Fewer Yards Delivering Ships on Global Scale
The global dowturn in contracting activity has seen various fluctuations in the newbuilding tonnage delivered together with variations in the number of yards delivering ships (1,000 GT and above), according to the latest report on shipbuilding issued by London-based Clarksons.
“In 2005, 334 yards delivered almost 1,600 ships of 72.2m dwt. This rose to 576 yards delivering over 3,000 ships of 152.4m dwt at the peak of the delivery boom in 2010.
However, with the fall in contracting activity following the global downturn, the number of yards making a delivery declined and, last year, 155 fewer yards delivered a ship compared to 2010. This slide appears to have continued, albeit at a slower rate, and this year 295 yards have made a delivery so far,” Clarksons’ Samantha Barnwell said.
Clarksons’ analysis of the yards delivering the most tonnage each year, shows that the ‘top 10’ yards’ output of over 50% of tonnage in 2005 fell to around 38% during the delivery boom.
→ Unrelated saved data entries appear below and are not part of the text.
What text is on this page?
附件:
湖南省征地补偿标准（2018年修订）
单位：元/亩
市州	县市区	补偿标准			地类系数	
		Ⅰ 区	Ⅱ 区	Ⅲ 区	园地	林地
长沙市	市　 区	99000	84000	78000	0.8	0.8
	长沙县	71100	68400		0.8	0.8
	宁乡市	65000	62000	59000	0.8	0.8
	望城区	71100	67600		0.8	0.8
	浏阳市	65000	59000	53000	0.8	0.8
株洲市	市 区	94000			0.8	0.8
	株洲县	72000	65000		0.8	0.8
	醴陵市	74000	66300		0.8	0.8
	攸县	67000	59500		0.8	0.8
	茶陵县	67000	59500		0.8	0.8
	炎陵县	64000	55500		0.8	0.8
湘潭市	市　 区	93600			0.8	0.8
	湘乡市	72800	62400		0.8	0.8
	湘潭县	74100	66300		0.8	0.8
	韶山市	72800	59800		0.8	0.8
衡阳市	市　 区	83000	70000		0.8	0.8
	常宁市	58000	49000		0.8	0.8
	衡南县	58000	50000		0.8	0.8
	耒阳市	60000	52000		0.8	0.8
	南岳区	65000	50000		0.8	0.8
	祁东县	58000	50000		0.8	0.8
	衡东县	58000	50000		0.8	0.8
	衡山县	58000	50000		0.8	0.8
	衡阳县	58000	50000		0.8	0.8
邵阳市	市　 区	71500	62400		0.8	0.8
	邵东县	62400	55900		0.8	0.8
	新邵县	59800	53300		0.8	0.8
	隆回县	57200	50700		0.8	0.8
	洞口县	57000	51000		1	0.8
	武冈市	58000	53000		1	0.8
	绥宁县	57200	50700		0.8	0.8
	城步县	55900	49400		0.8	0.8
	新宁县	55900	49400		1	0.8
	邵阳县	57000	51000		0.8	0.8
The number has since risen, moving back in the direction of the pre-delivery boom share, even as the volume of tonnage delivered from these largely experienced yards fell from 63.7m dwt in 2011 to 43.9m dwt in 2013.
“Meanwhile, the next group of builders which comprise the ‘top 11-20’ have maintained a fairly consistent share of global deliveries, outputting between 16% and 20% of tonnage p.a. since 2005. The volume of output from these yards has varied substantially, ramping up by 63% (to 24.7m dwt) between 2008 and 2010 during the delivery boom as yards reacted quickly to increased demand before scaling back (to 18.5m dwt in 2013) as global demand fell,” Barnwell added.
With respect to the yards making up the “top ten”, Chinese yards, which accounted for 5% of tonnage output from the ‘top 10’ yards in 2005, have increased their share and in the year to date two Chinese state yards alone account for 20% of deliveries from the ‘top 10’, Clarksons writes, adding that the share of deliveries made by Chinese yards has increased over the period.
“Chinese yards accounted for just under 30% of dwt output by the ‘top 11-20’ yards in 2005; however, in the ytd, seven Chinese yards accounted for 70% of the ‘top 11-20’ deliveries,” Barnwell added.
“The established yards of the ‘top 10’ are moving back towards the 50% share marker, whilst the next tier of yards, despite seeing a change in composition and their output fall, are maintaining a fairly constant share of global output.”